Lembrei-me que, naquela manhã de vagabundagem feliz, havia milhares de crianças em salas de aula. Entre quatro paredes. É o nome de uma peça de Sartre. Numa revista sobre educação eu li uma propaganda de página inteira de uma empresa escolar que anunciava seus materiais didáticos. A prova de que eram bons era “mais de 30 anos de prática nas salas de aula”. Pensou educação, pensou sala de aula. Salas de aula, os lugares onde as crianças são segregadas da vida. Nas salas de aula não há gramados, nem quero-queros, nem anus, nem árvores, nem sementes de painas, nem paineiras floridas, nem florzinhas que praticam as simetrias da geometria. Há livros. Mas os livros não são natureza. Há em alguns países sociedades para a observação dos pássaros. Para ver melhor usam-se binóculos. O que vem primeiro: o assombro do pássaro ou a tecnologia do binóculo? É o assombro do pássaro. Só depois do assombro do pássaro e que vem a tecnologia dos binóculos, para ver melhor o assombro. Quem usa o binóculo está dizendo: “Eu quero ver o assombro do pássaro mais de perto!” Não deveria ser assim nas escolas? Primeiro o assombro da natureza. Depois, então, os livros, cuja única função é a de ser binóculos para se ver melhor?

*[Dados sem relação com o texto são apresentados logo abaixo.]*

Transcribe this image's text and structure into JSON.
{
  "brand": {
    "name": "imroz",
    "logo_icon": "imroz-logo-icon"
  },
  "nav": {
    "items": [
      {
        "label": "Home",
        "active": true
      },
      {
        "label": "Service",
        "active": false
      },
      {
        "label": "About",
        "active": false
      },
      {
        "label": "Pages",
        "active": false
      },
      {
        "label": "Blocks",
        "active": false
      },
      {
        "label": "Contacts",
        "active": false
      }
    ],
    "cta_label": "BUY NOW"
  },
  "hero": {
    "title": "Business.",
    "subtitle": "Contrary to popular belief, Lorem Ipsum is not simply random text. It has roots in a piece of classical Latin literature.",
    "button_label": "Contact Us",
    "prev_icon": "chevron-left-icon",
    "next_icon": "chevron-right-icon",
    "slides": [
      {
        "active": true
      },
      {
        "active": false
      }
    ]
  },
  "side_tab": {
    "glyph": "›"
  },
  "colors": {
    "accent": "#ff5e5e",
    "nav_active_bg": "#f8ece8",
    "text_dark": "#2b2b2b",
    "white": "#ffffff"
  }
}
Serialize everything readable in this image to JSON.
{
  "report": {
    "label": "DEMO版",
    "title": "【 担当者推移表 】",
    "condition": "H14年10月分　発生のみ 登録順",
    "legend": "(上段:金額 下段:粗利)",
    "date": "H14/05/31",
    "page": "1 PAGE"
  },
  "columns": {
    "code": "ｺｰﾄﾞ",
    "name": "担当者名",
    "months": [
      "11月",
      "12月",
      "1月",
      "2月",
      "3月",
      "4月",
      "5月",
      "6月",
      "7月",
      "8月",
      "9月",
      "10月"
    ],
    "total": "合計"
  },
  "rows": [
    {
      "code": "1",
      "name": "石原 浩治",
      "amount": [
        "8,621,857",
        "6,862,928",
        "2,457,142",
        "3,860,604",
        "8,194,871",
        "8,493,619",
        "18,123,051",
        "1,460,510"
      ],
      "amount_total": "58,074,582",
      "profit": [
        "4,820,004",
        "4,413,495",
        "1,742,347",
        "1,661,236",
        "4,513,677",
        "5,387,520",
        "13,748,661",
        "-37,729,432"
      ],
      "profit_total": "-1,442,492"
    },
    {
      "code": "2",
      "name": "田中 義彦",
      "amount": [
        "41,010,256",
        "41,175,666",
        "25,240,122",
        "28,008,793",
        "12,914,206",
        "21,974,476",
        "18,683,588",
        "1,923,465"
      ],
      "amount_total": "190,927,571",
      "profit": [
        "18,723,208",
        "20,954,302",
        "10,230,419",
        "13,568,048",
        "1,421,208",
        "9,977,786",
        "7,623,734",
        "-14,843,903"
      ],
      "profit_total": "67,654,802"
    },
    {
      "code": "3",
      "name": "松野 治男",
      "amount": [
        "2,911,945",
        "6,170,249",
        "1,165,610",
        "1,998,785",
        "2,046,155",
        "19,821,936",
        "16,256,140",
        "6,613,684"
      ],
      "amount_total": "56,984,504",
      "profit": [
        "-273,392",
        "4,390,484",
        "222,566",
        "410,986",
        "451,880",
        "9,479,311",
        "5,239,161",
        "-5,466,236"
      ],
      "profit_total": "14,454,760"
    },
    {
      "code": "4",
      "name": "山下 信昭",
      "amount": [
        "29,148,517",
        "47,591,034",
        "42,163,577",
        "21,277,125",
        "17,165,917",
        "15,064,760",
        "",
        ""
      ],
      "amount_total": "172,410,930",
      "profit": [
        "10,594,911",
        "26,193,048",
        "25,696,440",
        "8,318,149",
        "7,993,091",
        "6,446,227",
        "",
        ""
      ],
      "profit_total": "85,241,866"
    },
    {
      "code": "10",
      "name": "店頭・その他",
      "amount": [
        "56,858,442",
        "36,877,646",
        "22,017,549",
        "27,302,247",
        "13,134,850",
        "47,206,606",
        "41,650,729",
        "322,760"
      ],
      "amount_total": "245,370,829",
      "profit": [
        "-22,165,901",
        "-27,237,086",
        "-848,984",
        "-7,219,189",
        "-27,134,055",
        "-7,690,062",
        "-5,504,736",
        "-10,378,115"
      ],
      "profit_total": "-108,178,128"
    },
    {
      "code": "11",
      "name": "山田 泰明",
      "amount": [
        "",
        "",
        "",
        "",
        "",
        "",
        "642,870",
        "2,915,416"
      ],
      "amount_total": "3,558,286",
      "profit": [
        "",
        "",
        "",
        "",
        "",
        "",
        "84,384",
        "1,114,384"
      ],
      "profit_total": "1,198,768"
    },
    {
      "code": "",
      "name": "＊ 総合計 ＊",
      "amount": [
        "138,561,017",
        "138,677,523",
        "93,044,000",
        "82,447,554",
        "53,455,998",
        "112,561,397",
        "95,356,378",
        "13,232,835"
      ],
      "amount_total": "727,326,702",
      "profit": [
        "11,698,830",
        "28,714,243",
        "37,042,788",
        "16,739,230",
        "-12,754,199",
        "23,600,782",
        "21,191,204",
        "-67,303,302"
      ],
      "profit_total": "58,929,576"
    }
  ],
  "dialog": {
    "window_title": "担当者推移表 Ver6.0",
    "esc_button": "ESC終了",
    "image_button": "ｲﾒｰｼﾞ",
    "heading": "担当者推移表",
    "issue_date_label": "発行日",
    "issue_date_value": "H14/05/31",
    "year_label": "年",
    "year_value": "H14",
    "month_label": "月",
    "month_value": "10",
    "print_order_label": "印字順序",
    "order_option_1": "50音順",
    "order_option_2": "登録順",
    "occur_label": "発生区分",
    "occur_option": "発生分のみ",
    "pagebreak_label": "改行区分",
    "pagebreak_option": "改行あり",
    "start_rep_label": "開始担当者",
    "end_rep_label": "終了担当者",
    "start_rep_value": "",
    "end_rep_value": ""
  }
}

A primeira missão do educador é mostrar os assombros. Mas eles mesmos, professores, foram separados dos assombros da natureza pelos seus programas. A escola (e os pais) impõe outras urgências. É preciso preparar os alunos para o vestibular. E no vestibular não há questões sobre os assombros do mundo. É mais importante que se saiba sobre os logaritmos neperianos, as fases da mitose e orações subordinadas.

Me deu uma enorme vontade de usar aquele espaço imenso da Fazenda Santa Elisa para educar as crianças. Faz muitos anos, era o fim de uma tarde fria e luminosa, numa praia deserta na Califórnia, vi chegarem crianças, um bando delas, com um jovem, seu professor. Pensei: “Que coisa rara e bonita que um jovem, sexo masculino, tenha escolhido ser companheiro das crianças!” E eu me vi caminhando com um bando de crianças, mostrando assombros, as formas e cores das folhas, dos troncos, dos frutos, das flores, a música das copas das árvores tocadas pelo vento, o vôo dos pássaros, seus nomes esquecidos...

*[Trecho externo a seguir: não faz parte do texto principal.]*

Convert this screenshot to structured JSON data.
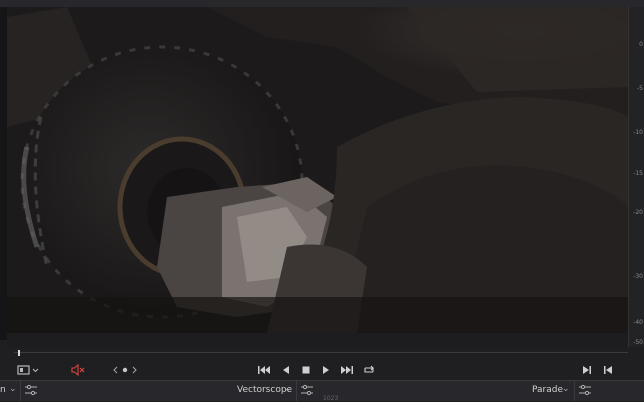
{
  "viewer": {
    "meter_ticks": [
      "0",
      "-5",
      "-10",
      "-15",
      "-20",
      "-30",
      "-40",
      "-50"
    ]
  },
  "transport": {
    "mute_color": "#e0443a",
    "icons": [
      "viewer-mode-icon",
      "mute-icon",
      "jog-prev-icon",
      "jog-next-icon",
      "skip-to-start-icon",
      "play-reverse-icon",
      "stop-icon",
      "play-icon",
      "skip-to-end-icon",
      "loop-icon",
      "prev-clip-icon",
      "next-clip-icon"
    ]
  },
  "bottom": {
    "left_partial": "n",
    "scope_left": "Vectorscope",
    "scope_right": "Parade",
    "cut_number": "1023"
  }
}
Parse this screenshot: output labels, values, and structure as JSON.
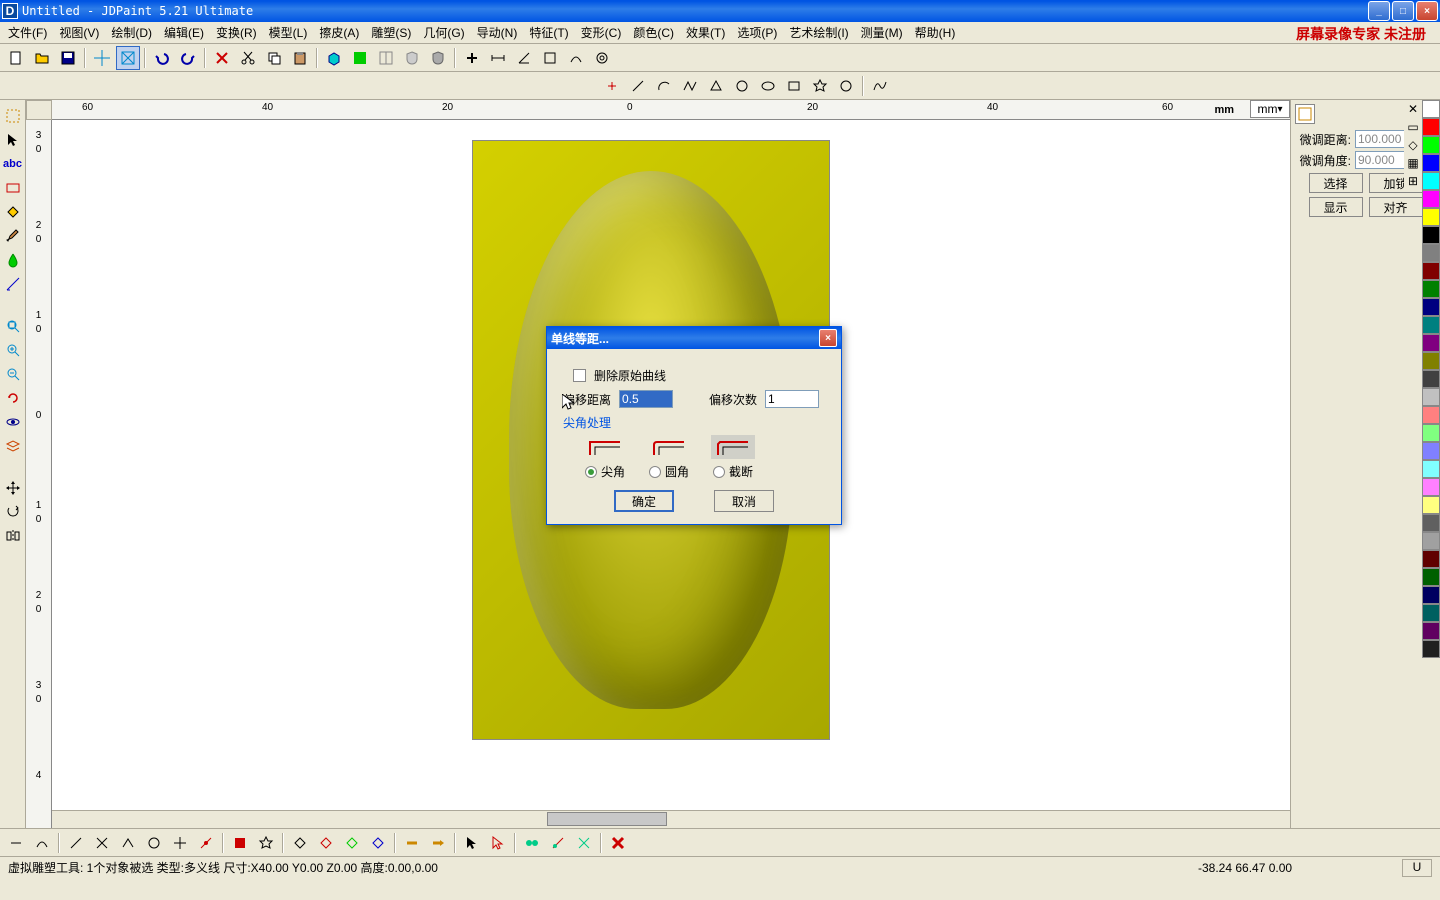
{
  "titlebar": {
    "icon": "D",
    "text": "Untitled - JDPaint 5.21 Ultimate"
  },
  "window_buttons": {
    "min": "_",
    "max": "□",
    "close": "×"
  },
  "watermark": "屏幕录像专家 未注册",
  "menus": [
    "文件(F)",
    "视图(V)",
    "绘制(D)",
    "编辑(E)",
    "变换(R)",
    "模型(L)",
    "擦皮(A)",
    "雕塑(S)",
    "几何(G)",
    "导动(N)",
    "特征(T)",
    "变形(C)",
    "颜色(C)",
    "效果(T)",
    "选项(P)",
    "艺术绘制(I)",
    "测量(M)",
    "帮助(H)"
  ],
  "ruler": {
    "ticks": [
      "60",
      "40",
      "20",
      "0",
      "20",
      "40",
      "60"
    ],
    "unit": "mm",
    "vticks": [
      "3",
      "0",
      "2",
      "0",
      "1",
      "0",
      "0",
      "1",
      "0",
      "2",
      "0",
      "3",
      "0",
      "4"
    ]
  },
  "right_panel": {
    "dist_label": "微调距离:",
    "dist_val": "100.000",
    "angle_label": "微调角度:",
    "angle_val": "90.000",
    "btn_select": "选择",
    "btn_lock": "加锁",
    "btn_show": "显示",
    "btn_align": "对齐"
  },
  "colors": [
    "#ffffff",
    "#ff0000",
    "#00ff00",
    "#0000ff",
    "#00ffff",
    "#ff00ff",
    "#ffff00",
    "#000000",
    "#808080",
    "#800000",
    "#008000",
    "#000080",
    "#008080",
    "#800080",
    "#808000",
    "#404040",
    "#c0c0c0",
    "#ff8080",
    "#80ff80",
    "#8080ff",
    "#80ffff",
    "#ff80ff",
    "#ffff80",
    "#606060",
    "#a0a0a0",
    "#600000",
    "#006000",
    "#000060",
    "#006060",
    "#600060",
    "#202020"
  ],
  "dialog": {
    "title": "单线等距...",
    "chk_delete": "删除原始曲线",
    "offset_dist_label": "偏移距离",
    "offset_dist_val": "0.5",
    "offset_count_label": "偏移次数",
    "offset_count_val": "1",
    "corner_title": "尖角处理",
    "corner_sharp": "尖角",
    "corner_round": "圆角",
    "corner_cut": "截断",
    "ok": "确定",
    "cancel": "取消"
  },
  "statusbar": {
    "left": "虚拟雕塑工具: 1个对象被选 类型:多义线  尺寸:X40.00 Y0.00 Z0.00 高度:0.00,0.00",
    "coords": "-38.24 66.47 0.00",
    "box": "U"
  },
  "mm_dropdown": "mm"
}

Sei que aquele é um espaço reservado à pesquisa. O que é muito bom. Mas creio também que ele poderia se abrir para as crianças. Não seria possível um convênio com as escolas? Se a Diretoria da Fazenda Santa Elisa e do Instituto Agronômico concordarem com essa idéia, podem contar comigo.

Contei aos meus amigos, no domingo passado, sobre as alegrias dos livros. Uma leitora me mandou um e-mail aflito. Eu havia me esquecido da Isabel Allende! Ela está certa! Isabel Allende é uma alegria! Lê-la é uma felicidade! E hoje estou escrevendo sobre uma outra alegria: a alegria tranqüila, estética, mística e silenciosa que encontro ao levar meus sentidos a passear, em caminhadas. A alegria não mora nem num outro lugar e nem num outro tempo. A alegria mora no aqui e no agora. Ela está bem perto...

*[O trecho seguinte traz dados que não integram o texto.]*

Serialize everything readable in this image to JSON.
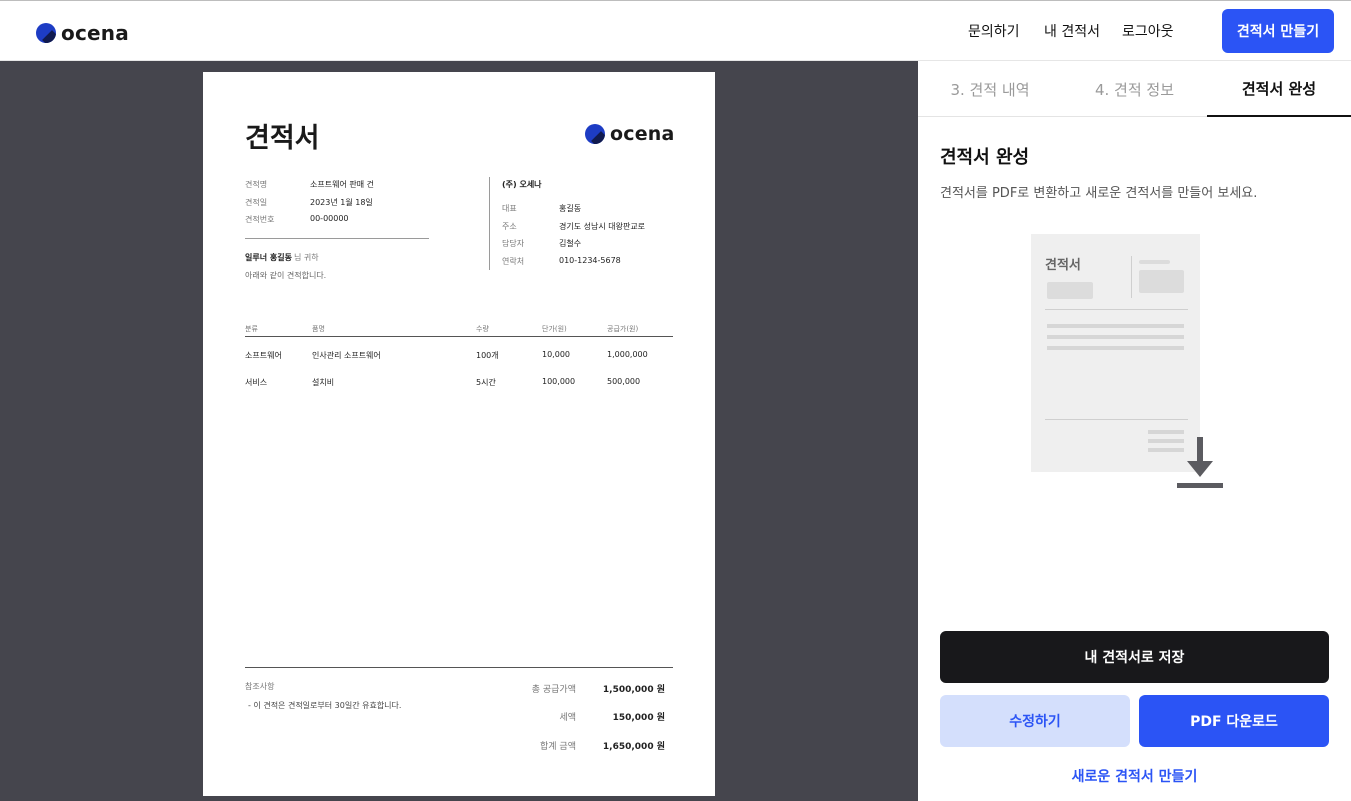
{
  "header": {
    "logo_text": "ocena",
    "nav": [
      "문의하기",
      "내 견적서",
      "로그아웃"
    ],
    "create_button": "견적서 만들기"
  },
  "document": {
    "title": "견적서",
    "logo_text": "ocena",
    "meta": [
      {
        "label": "견적명",
        "value": "소프트웨어 판매 건"
      },
      {
        "label": "견적일",
        "value": "2023년 1월 18일"
      },
      {
        "label": "견적번호",
        "value": "00-00000"
      }
    ],
    "recipient_name": "일루너 홍길동",
    "recipient_suffix": "님 귀하",
    "recipient_note": "아래와 같이 견적합니다.",
    "company": {
      "name": "(주) 오세나",
      "fields": [
        {
          "label": "대표",
          "value": "홍길동"
        },
        {
          "label": "주소",
          "value": "경기도 성남시 대왕판교로"
        },
        {
          "label": "담당자",
          "value": "김철수"
        },
        {
          "label": "연락처",
          "value": "010-1234-5678"
        }
      ]
    },
    "table": {
      "headers": [
        "분류",
        "품명",
        "수량",
        "단가(원)",
        "공급가(원)"
      ],
      "rows": [
        [
          "소프트웨어",
          "인사관리 소프트웨어",
          "100개",
          "10,000",
          "1,000,000"
        ],
        [
          "서비스",
          "설치비",
          "5시간",
          "100,000",
          "500,000"
        ]
      ]
    },
    "notes_label": "참조사항",
    "notes_text": "- 이 견적은 견적일로부터 30일간 유효합니다.",
    "totals": [
      {
        "label": "총 공급가액",
        "value": "1,500,000 원"
      },
      {
        "label": "세액",
        "value": "150,000 원"
      },
      {
        "label": "합계 금액",
        "value": "1,650,000 원"
      }
    ]
  },
  "panel": {
    "tabs": [
      "3. 견적 내역",
      "4. 견적 정보",
      "견적서 완성"
    ],
    "active_tab": 2,
    "title": "견적서 완성",
    "description": "견적서를 PDF로 변환하고 새로운 견적서를 만들어 보세요.",
    "illustration_title": "견적서",
    "save_button": "내 견적서로 저장",
    "edit_button": "수정하기",
    "pdf_button": "PDF 다운로드",
    "new_link": "새로운 견적서 만들기"
  },
  "colors": {
    "accent": "#2b54f5",
    "accent_light": "#d4dffc",
    "dark_button": "#18181b",
    "preview_bg": "#45454d",
    "logo_blue": "#1d3cc4"
  }
}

Dia 11 de setembro é aniversário do terrorismo que explodiu o World Trade Center.

Terroristas colocam bombas disfarçadas em lugares estratégicos. Pois alguém, inspirado nas táticas do terrorismo, sugeriu que o dia 11 de setembro fosse um dia de terrorismo cultural. E todo mundo pode participar. É fácil. Basta sair pelas ruas e praças com um punhado de livros numa sacola e ir furtivamente os deixando em lugares estratégicos: mesas de bar, bancos de jardim, de ônibus, de igrejas... Faça isso com alguns dos seus livros esquecidos nas estantes.